Iran: America's Next Foreign Policy Debacle!
by dj moonbat by CA Pol Junkie
America's little adventure in Iraq isn't so fun anymore, as Americans keep getting killed over there, with the death toll set to pass 200 in a week or so. Even George Will laments how the reality of Iraq is ruining it for imperialists:
And overshadowing the military achievement is the failure -- so far -- to find, or explain the absence of, weapons of mass destruction that were the necessary and sufficient justification for preemptive war. The doctrine of preemption -- the core of the president's foreign policy -- is in jeopardy.
To govern is to choose, almost always on the basis of very imperfect information. But preemption presupposes the ability to know things -- to know about threats with a degree of certainty not requisite for decisions less momentous than those for waging war.
The Bush administration, lacking the introspection and moral encumbrance genes present in more thoughtful conservatives, is now threatening Iran in much the same way as it did Iraq:
Naturally, Iran having nukes is a bad thing. Of course, a nuclear
North Korea is worse, but that's too complicated to deal with, so let's just
ignore it and worry about Iran. With Iraq, Bush has demonstrated that his
threats of force are credible even under weak or false pretenses. That
makes Bush threatening Iran on nuclear weapons a self-fulfilling prophecy.
From the point of view of Iran, there is nothing to gain by not building
nuclear weapons, since they might get attacked anyway. Iran knows from the
North Korean example that actually building a nuclear weapon will redirect
Bush's imperialist tendencies toward an easier target like Syria.
Iran is not the place it was in 1979. Half
of Iranians were born after the Islamic Revolution.

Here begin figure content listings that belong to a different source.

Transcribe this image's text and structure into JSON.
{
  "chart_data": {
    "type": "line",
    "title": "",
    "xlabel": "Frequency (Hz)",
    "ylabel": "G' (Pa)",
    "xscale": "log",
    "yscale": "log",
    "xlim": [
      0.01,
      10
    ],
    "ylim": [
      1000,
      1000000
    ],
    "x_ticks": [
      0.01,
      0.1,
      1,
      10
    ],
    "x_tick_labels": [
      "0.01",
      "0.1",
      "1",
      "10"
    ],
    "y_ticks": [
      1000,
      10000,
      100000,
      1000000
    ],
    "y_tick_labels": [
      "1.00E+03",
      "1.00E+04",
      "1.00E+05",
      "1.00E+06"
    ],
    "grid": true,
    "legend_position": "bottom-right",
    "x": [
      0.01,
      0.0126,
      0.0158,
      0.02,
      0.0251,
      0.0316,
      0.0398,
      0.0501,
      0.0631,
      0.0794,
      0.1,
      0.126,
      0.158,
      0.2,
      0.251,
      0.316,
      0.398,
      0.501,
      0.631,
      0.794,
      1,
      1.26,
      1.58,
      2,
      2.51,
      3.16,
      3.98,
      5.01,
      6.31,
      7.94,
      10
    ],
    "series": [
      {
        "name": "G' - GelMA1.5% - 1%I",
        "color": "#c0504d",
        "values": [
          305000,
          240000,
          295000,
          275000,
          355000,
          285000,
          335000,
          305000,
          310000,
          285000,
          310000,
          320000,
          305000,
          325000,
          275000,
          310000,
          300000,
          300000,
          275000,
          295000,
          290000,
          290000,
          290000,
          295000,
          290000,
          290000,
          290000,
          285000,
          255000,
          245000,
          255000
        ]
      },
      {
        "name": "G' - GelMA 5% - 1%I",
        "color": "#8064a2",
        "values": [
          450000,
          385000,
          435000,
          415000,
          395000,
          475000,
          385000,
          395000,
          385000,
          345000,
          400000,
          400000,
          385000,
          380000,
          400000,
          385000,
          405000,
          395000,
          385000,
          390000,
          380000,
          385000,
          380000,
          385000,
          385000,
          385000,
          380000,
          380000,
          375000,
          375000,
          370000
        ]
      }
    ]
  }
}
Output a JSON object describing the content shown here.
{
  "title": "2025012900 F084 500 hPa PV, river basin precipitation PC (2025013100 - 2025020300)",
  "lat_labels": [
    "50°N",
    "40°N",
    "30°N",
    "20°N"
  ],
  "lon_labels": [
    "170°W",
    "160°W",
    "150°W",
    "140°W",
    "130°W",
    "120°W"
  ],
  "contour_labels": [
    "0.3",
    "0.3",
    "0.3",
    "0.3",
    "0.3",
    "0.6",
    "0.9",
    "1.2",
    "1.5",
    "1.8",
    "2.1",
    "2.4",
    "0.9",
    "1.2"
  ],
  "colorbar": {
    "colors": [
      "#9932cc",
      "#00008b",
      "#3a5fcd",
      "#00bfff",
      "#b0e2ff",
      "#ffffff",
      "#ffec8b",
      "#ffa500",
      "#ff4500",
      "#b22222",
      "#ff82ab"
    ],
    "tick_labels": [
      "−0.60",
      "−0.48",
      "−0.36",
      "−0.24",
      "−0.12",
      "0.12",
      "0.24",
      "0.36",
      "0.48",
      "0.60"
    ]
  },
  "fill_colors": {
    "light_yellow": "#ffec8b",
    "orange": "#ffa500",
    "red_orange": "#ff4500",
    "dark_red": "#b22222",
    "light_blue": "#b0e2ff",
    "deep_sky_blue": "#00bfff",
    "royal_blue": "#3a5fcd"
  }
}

Young Iranians aren't
fond of the repression and have organized as the Student Movement Coordination
Committee for Democracy in Iran. They're not about to suddenly
overthrow Supreme Leader Khamenei, but pressure has caused slow reforms
under President Khatami, not unlike the gradual changes in Poland before the
eventual fall of its communist government in 1989. The last thing the
democracy movement needs is the unification of Iran behind its ayatollahs in
defiance of the United States. The last thing the world needs is a nuclear
Iran before the democracy movement succeeds.